You asked whether or not you needed to have more than one side of your coop open. As it is right now, you've got plenty of ventilation, so no need for the other sides of the coop to be open, but the other responses brought up some good points. What are you going to do when you have to close that side up to protect your coop from the weather? You're still going to need plenty of ventilation in the winter - but I guess you already know that if you made it through last winter. The southern exposure is tough here because it's the side that gets the sun all day long. That's the reason the south side of our coop is completely closed and windowless. It just gets too dang hot here in NC.

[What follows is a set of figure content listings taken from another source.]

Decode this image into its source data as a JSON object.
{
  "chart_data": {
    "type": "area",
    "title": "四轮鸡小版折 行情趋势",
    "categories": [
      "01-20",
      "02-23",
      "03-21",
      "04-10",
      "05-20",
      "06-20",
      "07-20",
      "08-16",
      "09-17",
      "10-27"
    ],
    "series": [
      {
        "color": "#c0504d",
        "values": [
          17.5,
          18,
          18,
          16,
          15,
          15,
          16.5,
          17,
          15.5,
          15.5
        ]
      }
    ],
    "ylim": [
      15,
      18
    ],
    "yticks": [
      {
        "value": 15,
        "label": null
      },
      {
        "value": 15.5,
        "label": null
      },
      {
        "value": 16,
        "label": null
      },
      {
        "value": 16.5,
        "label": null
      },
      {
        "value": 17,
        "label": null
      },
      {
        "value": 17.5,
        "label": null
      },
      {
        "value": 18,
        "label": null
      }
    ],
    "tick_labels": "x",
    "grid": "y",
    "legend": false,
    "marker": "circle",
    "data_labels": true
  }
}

It looks like you're really trying to stick to a budget, but perhaps there's some way you could extend the roof out over the south side somehow. If you could build a sloping roof that was high on the north end and sloped down towards the south end, it would help shade the interior of your coop and provide some protection from storms coming from the south. Most of our storms seem to come from the west, but it's not unheard of from them to come from the south. Tarps work great for shade, but don't tend to last through very many storms. Maybe over time you could collect some supplies from freecycle or craigslist that you could use.

What you do to protect the coop from wind and weather will inform what you need to do about ventilation. There's always patandchicken's ventilation page for ideas on that.

Good luck.
 
We just do little by little. On the old coop before expanding it the south side was open with no issues. But I didn't know if I should open others.